Pages

Wednesday, June 15, 2016

Under the hood

It's too long since I last wrote here. But that's not for want of progress. It’s just that the swan’s legs are thrashing around frantically but the bird itself (in this cygnal metaphor, which represents the progress of the next #WVGTbk as a swan) seems to share the vitality of the proverbial Norwegian Blue (strange convention  – it's nothing to do with a proverb, it's just a sketch) .

But one review of the first book found the percentages (in the section heads – e.g. “Sounds that represent the sound /e/ – N%” ) particularly interesting; maybe other reviews commented too, but not as clearly. And this made me reflect on the process of reaching those numbers. I wanted to make it more reliable and repeatable (a hangover from various brushes with ISO 9001 and the CMMI model during my last three to four years at Compaq/HP: a memorable catchphrase from that time was “If you can’t find the time to do it right, how’re you going to find the time to do it over?” – I say over rather than again because that’s how I first heard it [and its muscularity strikes me as worth preserving], although later speakers often felt it necessary to translate the American English).

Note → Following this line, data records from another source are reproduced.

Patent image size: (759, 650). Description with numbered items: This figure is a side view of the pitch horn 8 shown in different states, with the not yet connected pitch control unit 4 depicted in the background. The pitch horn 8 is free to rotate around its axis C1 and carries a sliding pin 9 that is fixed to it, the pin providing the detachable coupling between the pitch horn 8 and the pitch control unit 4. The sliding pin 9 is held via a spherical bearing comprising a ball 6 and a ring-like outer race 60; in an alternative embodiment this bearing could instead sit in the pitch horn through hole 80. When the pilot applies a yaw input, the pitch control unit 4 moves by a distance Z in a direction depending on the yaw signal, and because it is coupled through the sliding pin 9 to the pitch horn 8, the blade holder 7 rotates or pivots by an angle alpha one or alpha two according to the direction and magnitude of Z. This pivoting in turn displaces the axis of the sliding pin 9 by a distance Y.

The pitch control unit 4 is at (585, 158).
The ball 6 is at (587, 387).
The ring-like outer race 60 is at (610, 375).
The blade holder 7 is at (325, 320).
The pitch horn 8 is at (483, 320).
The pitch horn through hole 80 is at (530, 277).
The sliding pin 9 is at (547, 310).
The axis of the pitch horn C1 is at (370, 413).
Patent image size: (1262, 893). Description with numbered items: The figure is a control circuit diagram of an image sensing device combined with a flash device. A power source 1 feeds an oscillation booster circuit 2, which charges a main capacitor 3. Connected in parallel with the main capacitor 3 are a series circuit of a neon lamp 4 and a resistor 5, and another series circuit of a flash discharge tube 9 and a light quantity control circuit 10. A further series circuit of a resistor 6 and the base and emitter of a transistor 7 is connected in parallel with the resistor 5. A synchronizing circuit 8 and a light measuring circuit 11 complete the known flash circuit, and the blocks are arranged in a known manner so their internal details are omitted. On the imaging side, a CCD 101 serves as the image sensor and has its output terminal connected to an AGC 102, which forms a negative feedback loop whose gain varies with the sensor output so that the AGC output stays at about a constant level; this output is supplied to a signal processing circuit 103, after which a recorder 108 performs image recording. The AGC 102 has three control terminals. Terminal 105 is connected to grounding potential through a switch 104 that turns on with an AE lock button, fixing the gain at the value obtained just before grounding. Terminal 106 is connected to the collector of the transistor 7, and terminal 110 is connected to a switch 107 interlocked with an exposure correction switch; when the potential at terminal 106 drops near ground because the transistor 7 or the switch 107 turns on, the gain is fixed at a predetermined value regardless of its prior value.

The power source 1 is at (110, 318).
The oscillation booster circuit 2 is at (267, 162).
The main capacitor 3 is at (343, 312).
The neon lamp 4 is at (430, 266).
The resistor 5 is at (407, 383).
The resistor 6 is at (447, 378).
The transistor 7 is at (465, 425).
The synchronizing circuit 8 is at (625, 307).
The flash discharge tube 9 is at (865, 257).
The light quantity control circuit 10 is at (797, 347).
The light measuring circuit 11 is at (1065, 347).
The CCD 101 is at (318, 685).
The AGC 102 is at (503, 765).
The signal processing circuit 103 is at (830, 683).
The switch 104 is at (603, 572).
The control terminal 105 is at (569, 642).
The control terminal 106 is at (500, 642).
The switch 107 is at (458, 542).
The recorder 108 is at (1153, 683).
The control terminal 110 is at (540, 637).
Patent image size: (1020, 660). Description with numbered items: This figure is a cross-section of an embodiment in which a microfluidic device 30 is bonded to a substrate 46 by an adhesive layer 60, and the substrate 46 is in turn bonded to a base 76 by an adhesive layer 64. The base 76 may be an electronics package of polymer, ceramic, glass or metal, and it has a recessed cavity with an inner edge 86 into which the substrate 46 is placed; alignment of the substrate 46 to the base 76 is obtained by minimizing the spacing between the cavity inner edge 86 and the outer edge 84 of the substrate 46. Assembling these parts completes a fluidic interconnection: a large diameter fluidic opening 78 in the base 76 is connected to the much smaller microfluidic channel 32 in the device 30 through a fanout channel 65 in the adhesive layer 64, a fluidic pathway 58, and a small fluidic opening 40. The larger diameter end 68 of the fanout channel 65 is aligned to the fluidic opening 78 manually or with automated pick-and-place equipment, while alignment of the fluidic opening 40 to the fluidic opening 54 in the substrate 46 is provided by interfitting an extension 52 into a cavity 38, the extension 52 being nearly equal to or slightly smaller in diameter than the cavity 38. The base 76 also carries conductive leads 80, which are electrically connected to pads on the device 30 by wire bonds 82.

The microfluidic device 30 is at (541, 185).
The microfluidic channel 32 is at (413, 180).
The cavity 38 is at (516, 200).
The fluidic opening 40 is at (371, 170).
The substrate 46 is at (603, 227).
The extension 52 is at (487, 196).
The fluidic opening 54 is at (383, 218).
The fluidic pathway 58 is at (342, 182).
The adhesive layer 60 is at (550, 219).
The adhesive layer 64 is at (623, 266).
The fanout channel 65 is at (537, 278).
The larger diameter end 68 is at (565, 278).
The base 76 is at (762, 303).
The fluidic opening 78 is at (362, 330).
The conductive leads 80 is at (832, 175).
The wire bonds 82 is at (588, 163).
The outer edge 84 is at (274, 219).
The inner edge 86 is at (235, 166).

So this time I'm showing something of what goes on under the hood as they say (without regard for the British English preference for the word 'bonnet' in that context (the naming of car parts) – under the bonnet might suggest Lizzie Bennet keeping a secret).

In this spreadsheet I've tried to quantify figures I've used in calculating which sound represents which proportion of *OL* words:



In the top three rows I calculate how many *UOL* words there are in my chosen source: the third row carries the search string I use to calculate general exclusions. The phoneme-specific sections follow (either 4 or 2 rows each, depending on whether I could think of a phoneme-specific exclusion in my dictionary search – for example, the string   &!*ology  always excludes words with l preceded by the sound /ɒ/).

The last ten rows are all about what I think of as my cosmological constant – including everything not so far accounted for. There's no rhyme or reason for it; it just makes things work. I call it the balancing factor.  In the last seven  rows I share out the balancing factor according to the proportion of the things I know about. (A fair bit of approximation goes on here.)

Well, there you have it. Back to the grindstone...

b